Smith: You present the government as these faceless men behind closed doors trying to maintain their own well being. Is this something that just happened to fit the story, or are you one to really keep up on politics, actively commenting on the goings on in Washington today?
Britto: I do try to keep up on politics and I try to be aware of what’s happening in the world. But I wasn’t trying to make any sort of comment on Washington with this movie. At least not consciously. It’s probably just something I’m regurgitating from movies and books that have soaked into my brain. I also think making the government men faceless and referring to them only as pronouns makes them somehow more interesting than if they were just normal politicians. Somehow making them faceless gives them more personality. To me, anyways.

Smith: You stick with a rough, hand-drawn style for almost the entirety of the short, except a single shot of the catfish that looks almost like an oil painting compared to the rest of the film. Was this a choice of taste, budget, just the look that suited the material best or what?
Britto: It’s a choice of taste. It’s a personal style that I like. Animation is special to me because it’s the most direct path from my consciousness into movie form. So it’s important for me that it’s coming from my brain, into my fingers, through my pencil, and onto my paper. And then I want that to come across to the audience– that rough, hand-drawn look. And I hope that makes it a more personal connection between me and whoever’s watching it. The catfish painting is a watercolor that I had to convince Alexa Haas to paint for me. She helps me a lot with the overall design for most of my movies. She just has a great eye that I really trust. And she’s really mean and harsh and will let me know when something looks awful.

Smith: The piano piece you chose really sets this odd tonal juxtaposition of listlessness and propulsion. Where did you find it? Did you have it in mind before you started animating?
Britto: The piano piece was composed by Matthew Cooper who makes really great music as Eluvium. I was listening a lot to his new album Nightmare Ending while I was getting ready to make the movie and so I reached out to him to see if he could compose something specifically for this. He sent back a track and then I timed the whole movie out to it. I’m really glad I was able to use it, it’s perfectly intertwined with the spirit of the movie for me.
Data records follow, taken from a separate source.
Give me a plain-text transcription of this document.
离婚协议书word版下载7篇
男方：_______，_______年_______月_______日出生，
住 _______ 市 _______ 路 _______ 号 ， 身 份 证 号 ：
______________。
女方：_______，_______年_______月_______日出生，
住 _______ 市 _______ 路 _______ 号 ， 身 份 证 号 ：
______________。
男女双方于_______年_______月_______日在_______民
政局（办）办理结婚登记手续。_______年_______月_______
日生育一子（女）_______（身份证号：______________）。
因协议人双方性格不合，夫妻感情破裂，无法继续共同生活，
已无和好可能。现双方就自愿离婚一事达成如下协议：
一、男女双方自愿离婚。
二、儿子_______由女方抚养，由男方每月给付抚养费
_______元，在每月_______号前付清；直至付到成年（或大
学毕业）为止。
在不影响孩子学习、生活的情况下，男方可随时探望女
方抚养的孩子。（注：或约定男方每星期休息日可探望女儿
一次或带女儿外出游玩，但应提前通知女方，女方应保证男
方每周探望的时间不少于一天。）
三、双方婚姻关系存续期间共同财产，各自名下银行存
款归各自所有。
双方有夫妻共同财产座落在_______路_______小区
Smith: What filmmakers or artists in general do you look to when looking for inspiration for you own work?
Britto: There’s a lot of people that inspire me and my work. Usually it’s not a conscious thing. In terms of animation I really love the movies that John and Faith Hubley made. For live action, it’s a lot of people–from Apichatpong Weerasethakul to Andrew Bujalski to Tarantino. For writing, it’s a lot of Camus and Vonnegut and Haruki Murakami. Also Daniel Clowes and Chris Ware. And then there are a lot of my friends and contemporaries that are always making things that blow me away, like everyone that I work with in Miami from Borscht. And all the people here in New York that I’ve been making movies with since I was 16.

Smith: We’re linking to the trailer, but is there any place where people can see the whole film?
Britto: It will be online at some point soon. Right now the only way to see it is at a film festival near you, unfortunately.

Smith: What are you working on next?
Britto: I’m working on a few new things and we will see which of those actually ends up happening. Possibly some live action stuff, hopefully some feature-length things. I have a whole hard drive filled with scripts. And a bunch of jpegs with my face photoshopped onto the bodies of good-lookin’ famous men.